Tóquio - A companhia operadora da usina nuclear de Fukushima, Tokyo Electric Power (Tepco), anunciou a criação de uma equipe especial formada por cerca de centena...

Tóquio – A companhia operadora da usina nuclear de Fukushima, Tokyo Electric Power (Tepco), anunciou a criação de uma equipe especial formada por cerca de centena trabalhadores para lidar com o grave problema de água radioativa acumulada na central.

A Tepco tentará controlar o líquido contaminado para evitar novos vazamentos ao mar e nos tanques de armazenamento. Para essa missão, designou uma equipe específica que será liderada pelo presidente da própria empresa, Naomi Hirose, e administrada pelo vice-presidente, Zengo Aizawa.

Mais da metade desta equipe, que conta com 60 técnicos, se dedicará ao controle e revisão das quase 1.000 piscinas de armazenamento de água contaminada por meio de termógrafos.

A companhia revelou na semana passada vazamentos a partir de um destes tanques de até 300 toneladas de material radioativo, e descobriu altos índices de radiação na parte inferior de outros dois, todos do mesmo modelo de tanque.

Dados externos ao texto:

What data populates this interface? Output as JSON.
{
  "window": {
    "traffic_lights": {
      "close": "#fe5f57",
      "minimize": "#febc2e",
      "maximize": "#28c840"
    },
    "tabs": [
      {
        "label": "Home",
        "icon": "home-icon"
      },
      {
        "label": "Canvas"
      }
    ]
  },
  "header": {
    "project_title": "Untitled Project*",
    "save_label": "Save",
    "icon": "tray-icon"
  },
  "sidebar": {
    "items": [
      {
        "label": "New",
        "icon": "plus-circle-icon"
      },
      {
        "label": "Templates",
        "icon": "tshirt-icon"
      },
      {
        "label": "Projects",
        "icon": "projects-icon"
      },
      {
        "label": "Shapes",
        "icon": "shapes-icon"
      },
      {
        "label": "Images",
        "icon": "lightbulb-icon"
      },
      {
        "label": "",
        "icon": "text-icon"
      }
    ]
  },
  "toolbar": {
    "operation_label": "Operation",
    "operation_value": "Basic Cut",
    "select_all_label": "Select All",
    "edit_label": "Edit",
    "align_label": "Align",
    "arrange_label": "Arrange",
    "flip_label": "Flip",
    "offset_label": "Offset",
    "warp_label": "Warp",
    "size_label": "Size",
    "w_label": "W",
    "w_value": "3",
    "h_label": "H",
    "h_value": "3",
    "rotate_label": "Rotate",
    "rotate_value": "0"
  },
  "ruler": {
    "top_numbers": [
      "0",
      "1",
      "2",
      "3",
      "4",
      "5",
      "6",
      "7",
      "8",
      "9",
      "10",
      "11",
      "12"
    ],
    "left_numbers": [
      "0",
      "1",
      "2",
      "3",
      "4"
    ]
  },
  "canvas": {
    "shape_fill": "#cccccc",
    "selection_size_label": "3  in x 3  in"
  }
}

Neste sentido, a companhia anunciou a instalação de indicadores para controlar o tempo todo o nível de água nas cerca de 350 piscinas deste modelo defeituoso, fabricado de maneira apressada após a crise nuclear de março de 2011.

O anúncio da Tepco foi dado um dia após a visita do ministro da Indústria, Toshimitsu Motegi, que exigiu da operadora o início o mais rápido possível de um novo sistema de tratamento de água contaminada, capaz de eliminar 62 tipos diferentes de material radioativo, e a tomar mais medidas para acabar com os vazamentos.

Segundo a roteiro, a Tepco deveria iniciar esse novo sistema de reciclagem de água contaminada, fabricado pela Toshiba e conhecido como Sistema de Processamento Avançado de Líquido (ALPS), em meados de setembro, detalhou o jornal ‘Nikkei’ em sua edição desta terça-feira.

O ministro afirmou que o governo dará ‘um passo adiante’ em sua ajuda à Tepco para resolver os vazamentos na usina, que segundo estimado libera ao mar 300 toneladas diárias de água radioativa.